Research reveals pitfalls of fixed rate energy tariffs
By Katie Anderson on May 7, 2013
Research carried out by TheEnergyShop.com has revealed that energy customers who sign up to fixed-rate tariffs can in fact pay over the odds for gas and electricity.
Take for example the Fixed Price March 2013 tariff which was offered to British Gas customers in May 2011. The deal was advertised as being more expensive than the firm’s standard tariff, but because British Gas was expected to increase its gas and electricity prices in the coming weeks, a number of customers hedged their bets on the new tariff and many paid the price for doing so.

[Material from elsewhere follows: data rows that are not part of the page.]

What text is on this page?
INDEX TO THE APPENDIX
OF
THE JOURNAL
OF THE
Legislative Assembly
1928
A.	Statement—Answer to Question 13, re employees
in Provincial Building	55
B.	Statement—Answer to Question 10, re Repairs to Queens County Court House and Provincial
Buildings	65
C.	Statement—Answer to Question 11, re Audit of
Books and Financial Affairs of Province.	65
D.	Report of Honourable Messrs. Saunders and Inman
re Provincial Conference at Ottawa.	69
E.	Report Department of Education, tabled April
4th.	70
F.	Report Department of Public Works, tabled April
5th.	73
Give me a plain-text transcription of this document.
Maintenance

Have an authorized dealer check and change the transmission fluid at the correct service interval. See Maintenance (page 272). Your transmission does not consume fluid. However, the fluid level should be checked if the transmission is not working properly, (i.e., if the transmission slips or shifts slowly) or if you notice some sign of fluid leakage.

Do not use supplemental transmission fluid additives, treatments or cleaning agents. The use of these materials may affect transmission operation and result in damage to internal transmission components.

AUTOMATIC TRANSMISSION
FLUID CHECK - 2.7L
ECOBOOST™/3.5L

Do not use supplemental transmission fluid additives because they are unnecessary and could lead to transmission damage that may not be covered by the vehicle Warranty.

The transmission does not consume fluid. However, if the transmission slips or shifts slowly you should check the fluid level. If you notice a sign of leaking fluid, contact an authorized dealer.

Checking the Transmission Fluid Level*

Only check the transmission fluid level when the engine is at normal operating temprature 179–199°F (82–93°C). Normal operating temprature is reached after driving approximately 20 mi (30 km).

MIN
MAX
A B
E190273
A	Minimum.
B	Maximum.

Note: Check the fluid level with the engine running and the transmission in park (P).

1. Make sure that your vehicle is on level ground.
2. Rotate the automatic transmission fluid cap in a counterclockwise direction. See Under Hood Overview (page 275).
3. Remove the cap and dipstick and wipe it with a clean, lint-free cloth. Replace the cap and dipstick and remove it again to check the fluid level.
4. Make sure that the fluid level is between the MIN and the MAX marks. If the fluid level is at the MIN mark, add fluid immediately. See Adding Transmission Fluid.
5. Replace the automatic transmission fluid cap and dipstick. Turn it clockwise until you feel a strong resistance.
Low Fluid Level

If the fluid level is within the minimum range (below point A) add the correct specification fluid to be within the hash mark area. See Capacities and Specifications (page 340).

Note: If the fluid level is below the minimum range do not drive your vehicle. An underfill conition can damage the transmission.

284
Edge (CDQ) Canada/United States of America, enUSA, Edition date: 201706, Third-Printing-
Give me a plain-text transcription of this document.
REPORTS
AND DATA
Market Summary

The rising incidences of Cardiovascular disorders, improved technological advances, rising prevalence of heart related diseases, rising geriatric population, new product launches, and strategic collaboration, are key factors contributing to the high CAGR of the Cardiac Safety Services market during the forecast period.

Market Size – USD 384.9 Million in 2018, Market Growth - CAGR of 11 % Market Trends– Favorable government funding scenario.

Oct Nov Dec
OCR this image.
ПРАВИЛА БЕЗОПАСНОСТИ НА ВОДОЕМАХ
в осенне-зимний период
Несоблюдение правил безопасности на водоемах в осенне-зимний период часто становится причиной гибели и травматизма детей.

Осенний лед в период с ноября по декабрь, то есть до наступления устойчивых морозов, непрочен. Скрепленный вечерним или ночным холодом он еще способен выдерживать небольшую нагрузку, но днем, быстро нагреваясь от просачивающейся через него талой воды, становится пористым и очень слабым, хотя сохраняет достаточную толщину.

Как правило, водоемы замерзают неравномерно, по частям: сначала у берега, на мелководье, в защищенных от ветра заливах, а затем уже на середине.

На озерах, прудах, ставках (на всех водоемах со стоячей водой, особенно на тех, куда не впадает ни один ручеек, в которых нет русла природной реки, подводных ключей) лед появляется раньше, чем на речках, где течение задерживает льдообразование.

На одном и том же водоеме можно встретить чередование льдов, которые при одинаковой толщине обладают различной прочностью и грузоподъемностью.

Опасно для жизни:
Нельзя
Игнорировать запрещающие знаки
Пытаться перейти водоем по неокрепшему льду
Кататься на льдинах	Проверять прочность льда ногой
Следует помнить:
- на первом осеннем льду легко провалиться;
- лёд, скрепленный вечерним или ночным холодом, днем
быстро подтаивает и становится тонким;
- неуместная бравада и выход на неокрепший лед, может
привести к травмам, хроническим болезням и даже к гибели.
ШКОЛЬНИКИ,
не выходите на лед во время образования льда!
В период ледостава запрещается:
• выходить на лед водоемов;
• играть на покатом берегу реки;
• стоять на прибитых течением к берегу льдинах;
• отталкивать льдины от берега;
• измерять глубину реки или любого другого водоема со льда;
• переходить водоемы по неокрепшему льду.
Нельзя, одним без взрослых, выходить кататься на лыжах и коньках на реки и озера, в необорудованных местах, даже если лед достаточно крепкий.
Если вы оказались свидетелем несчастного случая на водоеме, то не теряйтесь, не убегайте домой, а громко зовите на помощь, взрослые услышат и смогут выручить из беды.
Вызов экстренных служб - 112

A study by TheEnergyShop.com found that some British Gas customers who signed up for the Fixed Price March 2013 tariff paid around £800 more than they would have had they switched to the most competitive variable rates.
Speaking to the Guardian, Joe Malinowski, who set up TheEnergyShop.com in 2003, said: “This tariff was sold to British Gas customers who were coming off previous fixed-price deals, but it was just a terrible deal. It was offered at an initial 30 per cent price premium over standard prices but was only available direct from British Gas”.
Malinowski believes that all customers should shop around for the most competitive rates, but those whose fixed-price tariffs are coming to an end have an added incentive to compare deals because they very often lose money after being switched onto standard rates. TheEnergyShop.com estimates that npower customers who are on the fixed-rate Go Fix 11 tariff will lose out by around 21 per cent when their deals end. That means many will end up paying an extra £214 a year on electricity and gas central heating.
Although the research by TheEnergyShop.com has been useful for understanding how fixed-rate tariffs affect customers, the news that some people lose money on such deals is hardly news at all; in fact, losses really ought to be anticipated by energy customers, who should only consider long-term, fixed-rate tariffs if they are willing to bet on substantial variable-rate increases. The gamble only sometimes pays off.
Commenting on the research, a British Gas spokesperson made the point clear by stating: “Fixed-price products are offered to customers to insure against price rises and to guarantee the price they will pay for their energy for a fixed period… prices can go down, as well as up”.